I just, like, start crying for like an hour straight. ‘Mom, I finally got this!’ I was so happy for, like, the whole week that … I feel emotional now talking about it. It’s probably like the first time that I believe in something like a dream come true, or like dream big and you can be big, stuff like that.
I was happy for my family and for Chavez [High School], for the [Emerge] program. Because I didn’t prove it just for myself that I can do it, but I prove it to everyone who didn’t believe in [the program] and people who told me that I was wasting my time.
I’m glad I get to prove that like kids like me we have a chance and we have a shot at this school, just as long as you believe in me.
AH: And I don’t know if you realize, like, how much of an inspiration you’ve been for all the students that we’ve been working with. You know, we always talk about Phuong and, like, the kids know who Phuong is and, like, they get so excited about Tufts and everyone wants to go to Tufts and they want to be like you. I don’t know if you realize the impact that you’ve had on your campus, on, like, your community…

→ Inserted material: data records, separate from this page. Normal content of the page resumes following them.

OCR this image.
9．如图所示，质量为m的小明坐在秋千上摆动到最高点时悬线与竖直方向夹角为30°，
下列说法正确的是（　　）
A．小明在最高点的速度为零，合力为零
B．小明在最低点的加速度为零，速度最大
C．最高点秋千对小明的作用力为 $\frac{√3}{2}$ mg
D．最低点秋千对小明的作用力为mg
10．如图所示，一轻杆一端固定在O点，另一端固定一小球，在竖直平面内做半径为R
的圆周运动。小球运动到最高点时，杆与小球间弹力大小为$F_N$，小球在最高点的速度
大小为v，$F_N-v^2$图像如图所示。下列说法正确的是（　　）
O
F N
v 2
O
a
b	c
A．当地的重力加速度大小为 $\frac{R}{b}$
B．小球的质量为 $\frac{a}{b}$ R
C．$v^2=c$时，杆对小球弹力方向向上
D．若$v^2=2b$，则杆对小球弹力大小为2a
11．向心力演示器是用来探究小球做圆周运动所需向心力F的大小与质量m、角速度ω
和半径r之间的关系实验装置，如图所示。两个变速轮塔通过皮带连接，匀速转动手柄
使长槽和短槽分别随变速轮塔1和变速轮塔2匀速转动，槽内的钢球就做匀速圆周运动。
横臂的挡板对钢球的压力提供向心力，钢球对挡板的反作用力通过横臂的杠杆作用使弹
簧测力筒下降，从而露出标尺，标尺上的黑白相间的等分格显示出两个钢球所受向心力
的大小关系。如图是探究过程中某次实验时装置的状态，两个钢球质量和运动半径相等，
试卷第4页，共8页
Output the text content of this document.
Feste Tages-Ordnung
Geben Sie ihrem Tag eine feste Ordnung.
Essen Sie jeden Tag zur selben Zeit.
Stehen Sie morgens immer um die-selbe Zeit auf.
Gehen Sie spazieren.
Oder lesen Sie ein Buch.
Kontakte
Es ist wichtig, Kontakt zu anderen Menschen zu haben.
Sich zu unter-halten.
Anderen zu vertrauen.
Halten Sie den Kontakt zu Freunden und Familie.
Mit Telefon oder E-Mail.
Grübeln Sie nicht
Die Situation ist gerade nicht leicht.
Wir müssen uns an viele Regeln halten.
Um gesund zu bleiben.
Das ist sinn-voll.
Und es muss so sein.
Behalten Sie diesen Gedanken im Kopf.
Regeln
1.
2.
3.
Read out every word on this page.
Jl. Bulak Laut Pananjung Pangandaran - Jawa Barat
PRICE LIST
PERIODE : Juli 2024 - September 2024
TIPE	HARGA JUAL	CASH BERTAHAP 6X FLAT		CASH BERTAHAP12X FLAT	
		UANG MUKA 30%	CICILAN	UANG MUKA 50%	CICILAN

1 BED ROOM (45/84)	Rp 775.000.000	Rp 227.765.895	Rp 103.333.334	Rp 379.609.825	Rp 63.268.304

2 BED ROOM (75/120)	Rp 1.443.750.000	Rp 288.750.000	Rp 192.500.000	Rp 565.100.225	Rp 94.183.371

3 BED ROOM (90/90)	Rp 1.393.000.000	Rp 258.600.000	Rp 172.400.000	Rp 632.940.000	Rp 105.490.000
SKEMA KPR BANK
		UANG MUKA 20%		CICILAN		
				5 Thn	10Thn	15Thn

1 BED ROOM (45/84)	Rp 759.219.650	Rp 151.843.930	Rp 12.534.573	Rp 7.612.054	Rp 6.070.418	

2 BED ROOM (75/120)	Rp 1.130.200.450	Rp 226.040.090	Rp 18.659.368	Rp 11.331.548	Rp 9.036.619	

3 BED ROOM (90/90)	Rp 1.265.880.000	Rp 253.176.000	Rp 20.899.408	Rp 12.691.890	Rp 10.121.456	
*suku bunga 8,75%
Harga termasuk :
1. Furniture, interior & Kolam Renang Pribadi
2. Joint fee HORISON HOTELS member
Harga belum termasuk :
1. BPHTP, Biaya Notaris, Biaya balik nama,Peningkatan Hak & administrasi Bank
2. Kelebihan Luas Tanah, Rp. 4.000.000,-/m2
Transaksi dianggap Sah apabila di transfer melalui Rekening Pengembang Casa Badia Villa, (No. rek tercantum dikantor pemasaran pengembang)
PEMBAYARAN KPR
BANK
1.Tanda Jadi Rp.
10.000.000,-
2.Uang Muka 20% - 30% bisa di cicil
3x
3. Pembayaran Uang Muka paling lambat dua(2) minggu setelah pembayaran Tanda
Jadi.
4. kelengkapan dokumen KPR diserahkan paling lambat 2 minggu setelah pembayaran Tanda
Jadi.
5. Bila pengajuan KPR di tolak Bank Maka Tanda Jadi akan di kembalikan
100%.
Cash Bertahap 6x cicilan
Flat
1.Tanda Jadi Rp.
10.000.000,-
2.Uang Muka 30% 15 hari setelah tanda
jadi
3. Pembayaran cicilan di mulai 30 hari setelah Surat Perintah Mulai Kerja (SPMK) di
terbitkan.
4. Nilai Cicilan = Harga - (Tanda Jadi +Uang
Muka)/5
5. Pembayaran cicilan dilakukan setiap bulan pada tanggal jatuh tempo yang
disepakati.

PT: I sure never imagine that … Like we were really focused about getting to college but one thing we didn’t get a chance to talk about much is how to survive in college, especially when you’re a student of color in a predominantly white institution. It’s extremely different. Like when I go to Chavez [High School], the majority there is Latino, Latina and African American students. And everyone was low-income student, so it’s normal to go to school where their family don’t speak English or they have free lunch, just like me. But when I go to Tufts, it’s totally different.
AH: That was one of the things when you guys left, I was, I was always little bit nervous about because I knew it was going to be a huge culture shock. But I think, you know, the fact that you guys have gone through so much and gotten to where you are and got to Tufts, I knew it just would be another challenge you guys would be able to overcome.
PT: I’m just glad that you all took a risk to like believe in us and help us to take a risk and believe in ourselves. I just want to take this chance to, like, say this again one more time – that I really, really appreciate all the things you did for me, for all the kids you’re working with right now. You really make a big impact in our life.